If you are looking for mortgage cover, then there are a number of considerations you have to make to ensure that you get the right deal for you.
However, before we discuss this, what exactly is it?
Mortgage cover – or mortgage payment protection insurance (MPPI) - provides invaluable protection against the financial distress caused by being made involuntarily redundant or being unable to work due to accident or sickness.
Should one of these events happen to you, the mortgage protection policy will step in and provide a tax free amount every month that can be used towards maintaining your monthly mortgage repayments. It can also help towards other mortgage related costs such as life and home insurance and utility bills.
It truly can be a financial safety net at an otherwise difficult time.
So, what do you need to consider when buying the mortgage cover? First of all, you have to read the terms and conditions of the policy you are considering, as they do vary from provider to provider, so always check the small print.
When can I make a claim?
Policy terms vary, so you can typically make a claim from one to three months after you are made unemployed or become too ill to work. Some providers will back date the mortgage cover to the first day of the claim, so you have to check the terms of the individual policy when comparing cover.
How long will I receive the benefits for?
Depending on the individual policy terms and conditions, a policy will pay out the benefits for 12 or 24 months, or when you return to work, whichever event is sooner.
Exclusions
Check out the policy terms and conditions to check that you would be eligible for the cover. There will be some exclusions and these would typically include any physical or mental condition, which you knew of or should reasonably have known about, at the start date.
And if you knew that you were going to be made redundant, again this would not be covered.
Most providers also ask that you have been in permanent full time employment for at least six months before you take out the cover.
People of retirement age would not be covered by most mortgage payment protection insurance policies.
The cost
You might think that taking out mortgage cover is simply another expense you cannot afford or do not need. However, mortgage cover does not need to be expensive.
By shopping around, you can find yourself affordable cover. When bought independently, from a standalone provider such as British Insurance, it can be extremely cost-effective.
Certainly, the price (and policy features and benefits)of mortgage policies do differ depending on where you choose to get a quote from. Historically, the high street lenders will charge more for the cover than the standalone providers. In some cases the difference can be quite a lot so shopping around in order to see what deals are on offer is essential.

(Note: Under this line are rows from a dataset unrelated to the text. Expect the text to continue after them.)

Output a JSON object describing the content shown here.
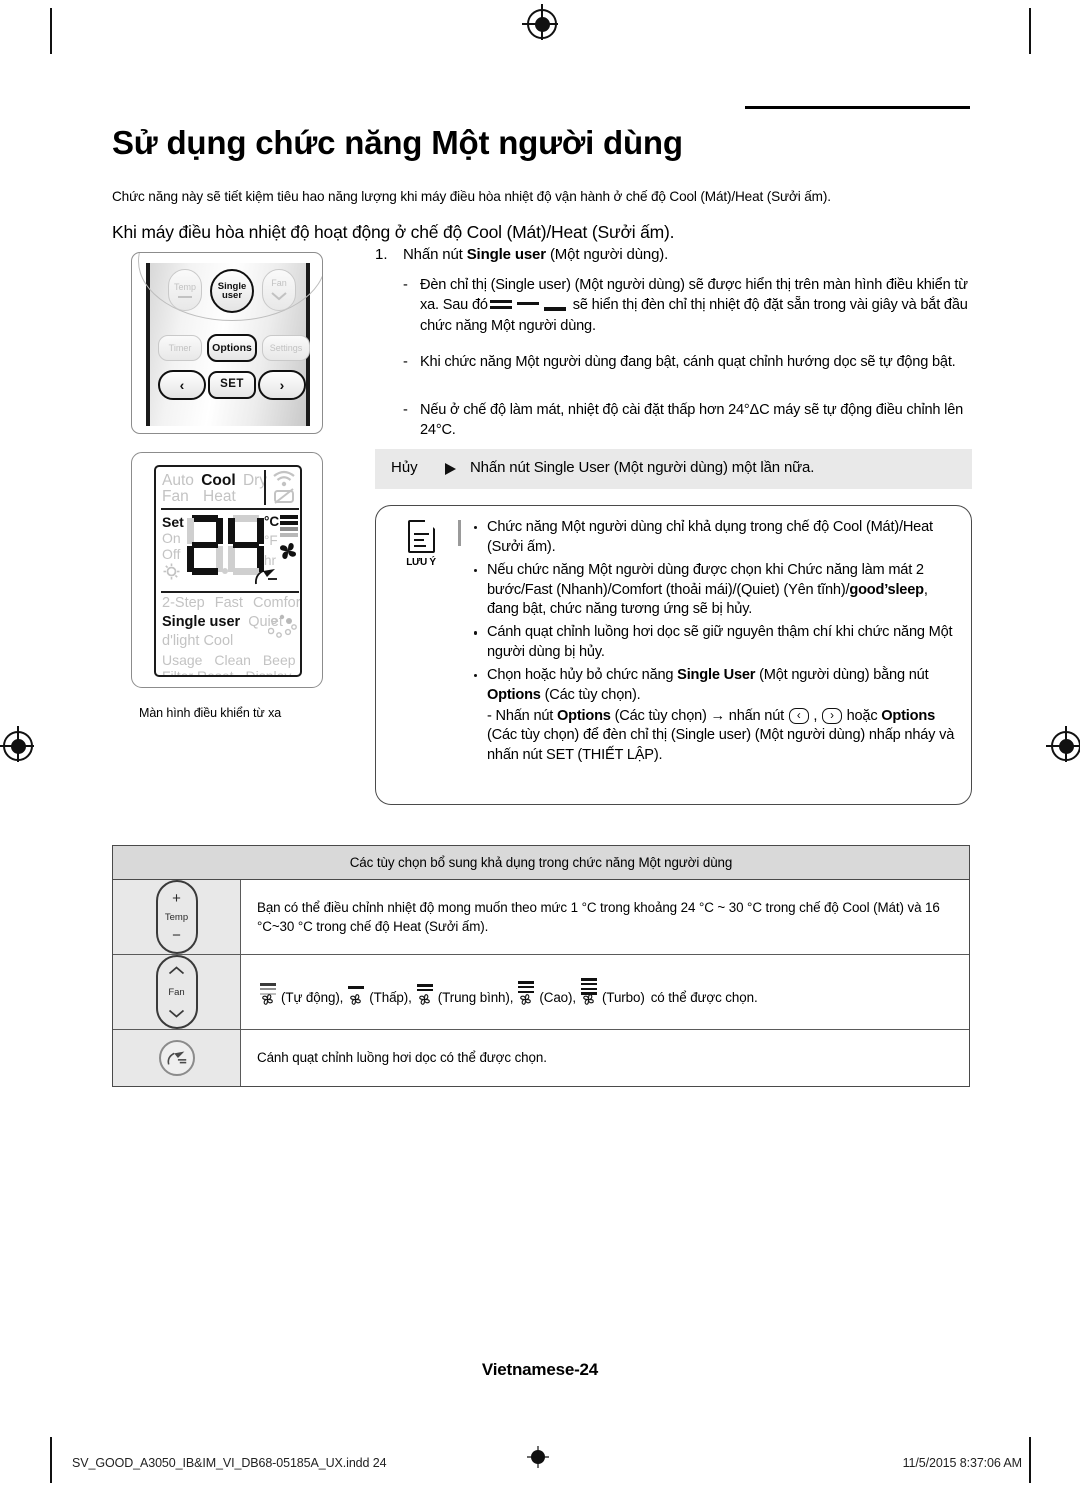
{
  "page": {
    "title": "Sử dụng chức năng Một người dùng",
    "intro_1": "Chức năng này sẽ tiết kiệm tiêu hao năng lượng khi máy điều hòa nhiệt độ vận hành ở chế độ Cool (Mát)/Heat (Sưởi ấm).",
    "intro_2": "Khi máy điều hòa nhiệt độ hoạt động ở chế độ Cool (Mát)/Heat (Sưởi ấm).",
    "page_label": "Vietnamese-24"
  },
  "remote_figure": {
    "caption": "",
    "buttons": {
      "temp": "Temp",
      "fan": "Fan",
      "single_line1": "Single",
      "single_line2": "user",
      "timer": "Timer",
      "options": "Options",
      "settings": "Settings",
      "left": "‹",
      "set": "SET",
      "right": "›"
    }
  },
  "lcd_figure": {
    "caption": "Màn hình điều khiển từ xa",
    "modes_row1": [
      "Auto",
      "Cool",
      "Dry"
    ],
    "modes_row2": [
      "Fan",
      "Heat"
    ],
    "active_mode": "Cool",
    "left_labels": [
      "Set",
      "On",
      "Off"
    ],
    "active_left_label": "Set",
    "temperature": "24",
    "unit_active": "°C",
    "unit_inactive": "°F",
    "hr_label": "hr",
    "features_row1": [
      "2-Step",
      "Fast",
      "Comfort"
    ],
    "features_row2": [
      "Single user",
      "Quiet"
    ],
    "features_row3": [
      "d'light Cool"
    ],
    "features_row4": [
      "Usage",
      "Clean",
      "Beep"
    ],
    "features_row5": [
      "Filter Reset",
      "Display"
    ],
    "active_feature": "Single user"
  },
  "steps": {
    "number": "1.",
    "head_prefix": "Nhấn nút ",
    "head_bold": "Single user",
    "head_suffix": " (Một người dùng).",
    "sub_1_a": "Đèn chỉ thị (Single user) (Một người dùng) sẽ được hiển thị trên màn hình điều khiển từ xa. Sau đó",
    "sub_1_b": "sẽ hiển thị đèn chỉ thị nhiệt độ đặt sẵn trong vài giây và bắt đầu chức năng Một người dùng.",
    "sub_2": "Khi chức năng Một người dùng đang bật, cánh quạt chỉnh hướng dọc sẽ tự động bật.",
    "sub_3": "Nếu ở chế độ làm mát, nhiệt độ cài đặt thấp hơn 24°ΔC máy sẽ tự động điều chỉnh lên 24°C.",
    "dash_marker": "-"
  },
  "cancel": {
    "label": "Hủy",
    "text": "Nhấn nút Single User (Một người dùng) một lần nữa."
  },
  "note": {
    "icon_label": "LƯU Ý",
    "items": [
      {
        "text": "Chức năng Một người dùng chỉ khả dụng trong chế độ Cool (Mát)/Heat (Sưởi ấm)."
      },
      {
        "text_a": "Nếu chức năng Một người dùng được chọn khi Chức năng làm mát 2 bước/Fast (Nhanh)/Comfort (thoải mái)/(Quiet) (Yên tĩnh)/",
        "bold": "good’sleep",
        "text_b": ", đang bật, chức năng tương ứng sẽ bị hủy."
      },
      {
        "text": "Cánh quạt chỉnh luồng hơi dọc sẽ giữ nguyên thậm chí khi chức năng Một người dùng bị hủy."
      },
      {
        "text_a": "Chọn hoặc hủy bỏ chức năng ",
        "bold_a": "Single User",
        "text_b": " (Một người dùng) bằng nút ",
        "bold_b": "Options",
        "text_c": " (Các tùy chọn).",
        "sub_a": "- Nhấn nút ",
        "sub_bold_a": "Options",
        "sub_b": " (Các tùy chọn) → nhấn nút ",
        "key_left": "‹",
        "sub_c": " , ",
        "key_right": "›",
        "sub_d": " hoặc ",
        "sub_bold_b": "Options",
        "sub_e": " (Các tùy chọn) để đèn chỉ thị (Single user) (Một người dùng) nhấp nháy và nhấn nút SET (THIẾT LẬP)."
      }
    ]
  },
  "options_table": {
    "header": "Các tùy chọn bổ sung khả dụng trong chức năng Một người dùng",
    "rows": [
      {
        "icon": "temp-button",
        "icon_label": "Temp",
        "text": "Bạn có thể điều chỉnh nhiệt độ mong muốn theo mức 1 °C trong khoảng 24 °C ~ 30 °C trong chế độ Cool (Mát) và 16 °C~30 °C trong chế độ Heat (Sưởi ấm)."
      },
      {
        "icon": "fan-button",
        "icon_label": "Fan",
        "speeds": [
          {
            "name": "Tự động",
            "bars": 3,
            "gray": true
          },
          {
            "name": "Thấp",
            "bars": 1,
            "gray": false
          },
          {
            "name": "Trung bình",
            "bars": 2,
            "gray": false
          },
          {
            "name": "Cao",
            "bars": 3,
            "gray": false
          },
          {
            "name": "Turbo",
            "bars": 4,
            "gray": false
          }
        ],
        "suffix": "có thể được chọn."
      },
      {
        "icon": "airflow-button",
        "icon_label": "",
        "text": "Cánh quạt chỉnh luồng hơi dọc có thể được chọn."
      }
    ]
  },
  "footer": {
    "left": "SV_GOOD_A3050_IB&IM_VI_DB68-05185A_UX.indd   24",
    "right": "11/5/2015   8:37:06 AM"
  },
  "colors": {
    "ink": "#000000",
    "lcd_dim": "#c3c3c3",
    "band_gray": "#e9e9e9",
    "table_head": "#d9d9d9",
    "table_icon_cell": "#e8e8e8"
  }
}
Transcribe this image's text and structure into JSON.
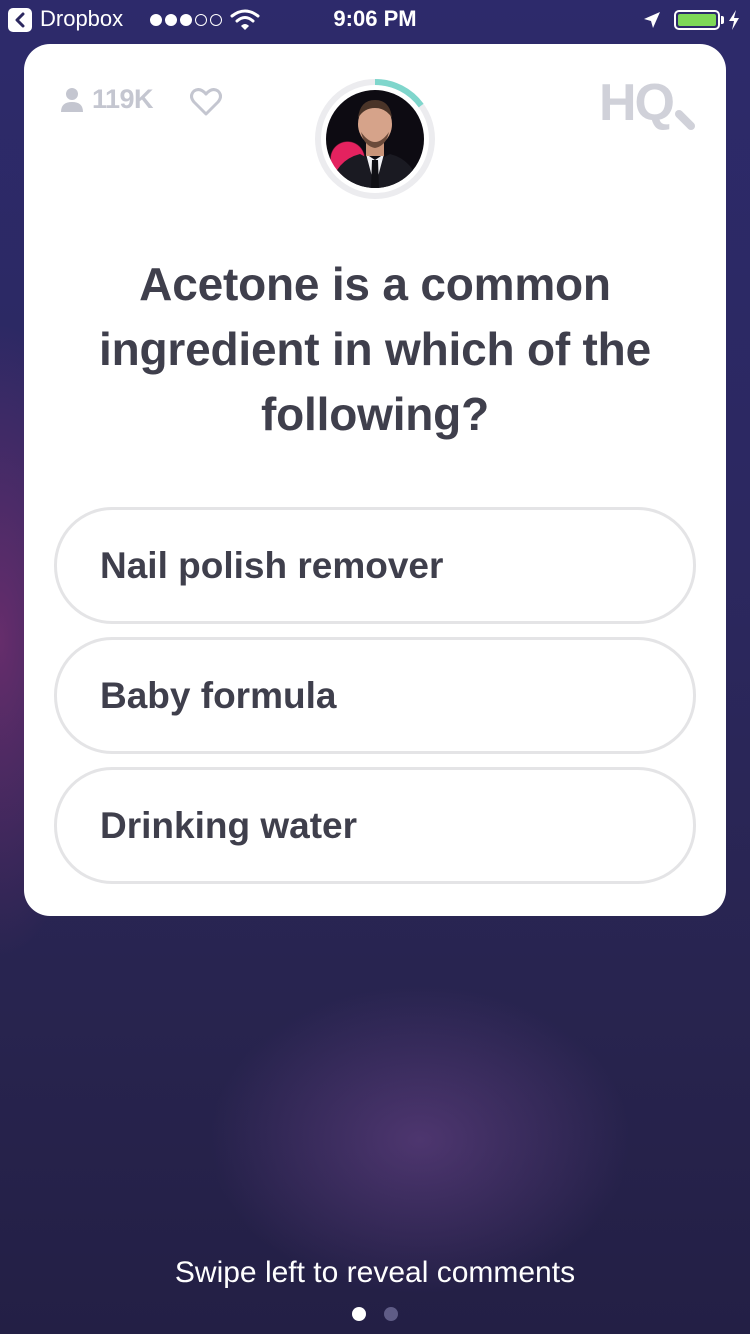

In the majority of cases, not shopping around could cost you up to 40% more than had you got a quote from a standalone provider.
Independent providers like British Insurance offer award-wining low cost payment protection insurance cover which regularly tops the ‘best buy’ tables of the finance press.
There is little doubt that mortgage cover can provide a financial safety net at a difficult financial time, so as long as you choose yours with care, you can enjoy full of peace of mind knowing that your home is safe no matter what life throws at you.